9.5.3.2.5.1  (02-09-2005)
Procedures for Fraud Detection Center Identified Questionable Refund Program Schemes

  1. All QRP schemes referred to a field office will be inputted as PIs into the CIMIS database by personnel in the FDC at the IRS Campuses.

  2. The Form 4930 will be prepared at the IRS Campus and entries will be made in items 1-10, 12-18, 23, 24, 27, 29, and 71. The original Form 4930 will accompany the referral to the field office. A copy of the Form 4930 will be retained in the scheme file maintained at each FDC.

  3. The investigation number for each of these investigations will contain a specific identifier for each FDC.

  4. The first two digits, normally the field office number, will identify the IRS Campus where the investigation was initiated.

  5. After the PI is initiated, the investigation will be placed in the field office’s QRP group investigation pool. Each field office is assigned a group pool number for QRP referrals and this number will appear in the Lead SSN field (Item 1) of the Form 4930 (see IRM 9.9, Criminal Investigation Management Information System).

  6. The QRP assigned pool number is 9999. For example, the group pool number for Los Angeles will be 000-95-9999.

  7. Questionable Refund Program PIs will appear in the field office’s inventory and on their CIMIS reports and statistical summaries as with any other open PI.

  8. All QRP schemes developed by the FDCs must be linked to one national GI. The GI number (009910003) is assigned to all FDCs.

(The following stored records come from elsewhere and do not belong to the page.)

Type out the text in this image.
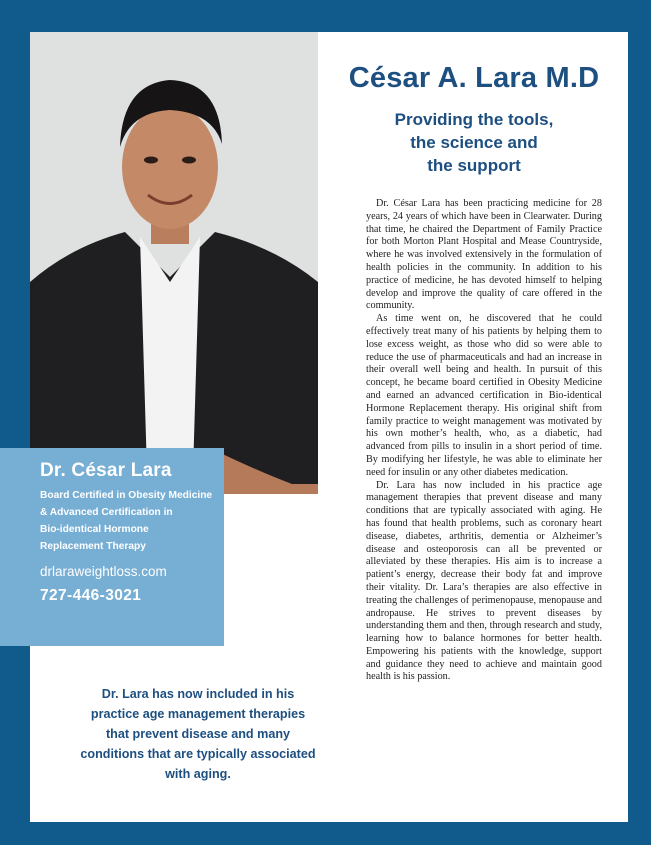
Dr. César Lara

Board Certified in Obesity Medicine
& Advanced Certification in
Bio-identical Hormone
Replacement Therapy

drlaraweightloss.com
727-446-3021
Dr. Lara has now included in his practice age management therapies that prevent disease and many conditions that are typically associated with aging.
César A. Lara M.D
Providing the tools,
the science and
the support

Dr. César Lara has been practicing medicine for 28 years, 24 years of which have been in Clearwater. During that time, he chaired the Department of Family Practice for both Morton Plant Hospital and Mease Countryside, where he was involved extensively in the formulation of health policies in the community. In addition to his practice of medicine, he has devoted himself to helping develop and improve the quality of care offered in the community.

As time went on, he discovered that he could effectively treat many of his patients by helping them to lose excess weight, as those who did so were able to reduce the use of pharmaceuticals and had an increase in their overall well being and health. In pursuit of this concept, he became board certified in Obesity Medicine and earned an advanced certification in Bio-identical Hormone Replacement therapy. His original shift from family practice to weight management was motivated by his own mother’s health, who, as a diabetic, had advanced from pills to insulin in a short period of time. By modifying her lifestyle, he was able to eliminate her need for insulin or any other diabetes medication.

Dr. Lara has now included in his practice age management therapies that prevent disease and many conditions that are typically associated with aging. He has found that health problems, such as coronary heart disease, diabetes, arthritis, dementia or Alzheimer’s disease and osteoporosis can all be prevented or alleviated by these therapies. His aim is to increase a patient’s energy, decrease their body fat and improve their vitality. Dr. Lara’s therapies are also effective in treating the challenges of perimenopause, menopause and andropause. He strives to prevent diseases by understanding them and then, through research and study, learning how to balance hormones for better health. Empowering his patients with the knowledge, support and guidance they need to achieve and maintain good health is his passion.
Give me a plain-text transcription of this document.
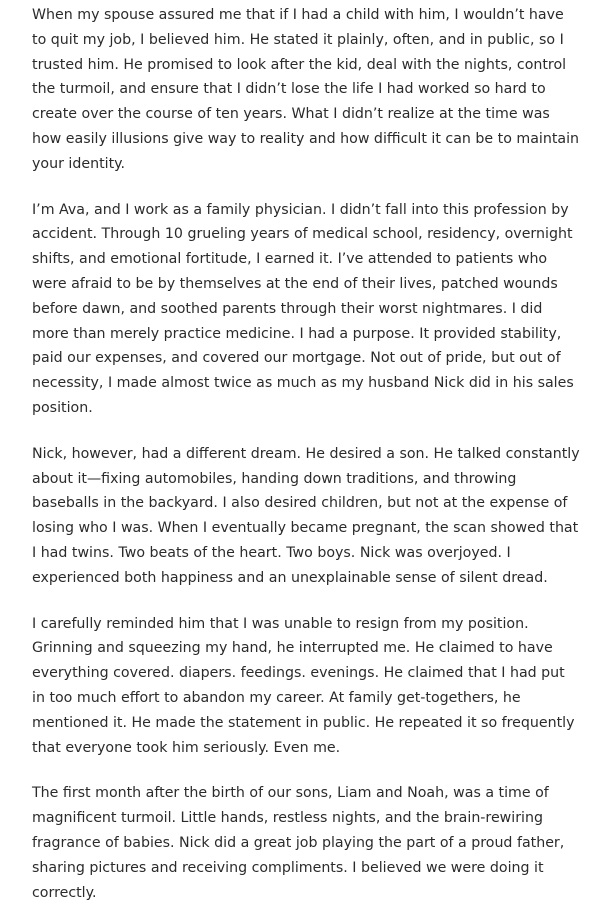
When my spouse assured me that if I had a child with him, I wouldn’t have to quit my job, I believed him. He stated it plainly, often, and in public, so I trusted him. He promised to look after the kid, deal with the nights, control the turmoil, and ensure that I didn’t lose the life I had worked so hard to create over the course of ten years. What I didn’t realize at the time was how easily illusions give way to reality and how difficult it can be to maintain your identity.

I’m Ava, and I work as a family physician. I didn’t fall into this profession by accident. Through 10 grueling years of medical school, residency, overnight shifts, and emotional fortitude, I earned it. I’ve attended to patients who were afraid to be by themselves at the end of their lives, patched wounds before dawn, and soothed parents through their worst nightmares. I did more than merely practice medicine. I had a purpose. It provided stability, paid our expenses, and covered our mortgage. Not out of pride, but out of necessity, I made almost twice as much as my husband Nick did in his sales position.

Nick, however, had a different dream. He desired a son. He talked constantly about it—fixing automobiles, handing down traditions, and throwing baseballs in the backyard. I also desired children, but not at the expense of losing who I was. When I eventually became pregnant, the scan showed that I had twins. Two beats of the heart. Two boys. Nick was overjoyed. I experienced both happiness and an unexplainable sense of silent dread.

I carefully reminded him that I was unable to resign from my position. Grinning and squeezing my hand, he interrupted me. He claimed to have everything covered. diapers. feedings. evenings. He claimed that I had put in too much effort to abandon my career. At family get-togethers, he mentioned it. He made the statement in public. He repeated it so frequently that everyone took him seriously. Even me.

The first month after the birth of our sons, Liam and Noah, was a time of magnificent turmoil. Little hands, restless nights, and the brain-rewiring fragrance of babies. Nick did a great job playing the part of a proud father, sharing pictures and receiving compliments. I believed we were doing it correctly.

9.5.3.2.5.1.1  (02-09-2005)
Field Office Procedures for IRS Campus Identified Questionable Refund Program Schemes

  1. Upon receipt of the QRP scheme referral from the FDC, the receiving field office will promptly assign a special agent to evaluate the referral, and he/she will update the Form 4930 to reflect the investigation assignment and the due date of the evaluation of the referral.

  2. The due date is 90-days from the receipt of the referral by the field office.

  3. The name of the PI is the scheme number and should not be changed. If a SCI is initiated as a result of the evaluation of the QRP PI, the Form 4930 initiating the SCI should reflect the name of the subject of the investigation. This will not be consistent with the name on the PI. Even though they are not consistent, the PI will still be linked to all SCIs initiated.

  4. During the course of the investigation, identities identified as part of the QRP scheme should be linked to the PI in CIMIS as Associate Identities (AI).

  5. The field office is responsible for closing QRP PIs, as well as any SCI initiated as a result of the evaluation of the QRP scheme referral. These investigations should be closed in a manner consistent with all other PI and SCI investigations (see IRM 9.5.14, Closing Procedures).

  6. At the conclusion of the criminal aspects of a QRP investigation, the SAC will forward a Criminal Investigation Closing Report with attachments to the RAC. The RAC will forward the Closing Report to the Territory Manager, Technical Services, for notification and initiation of civil action. This process is the same for declined or discontinued investigations (see IRM 9.5.14, Closing Procedures).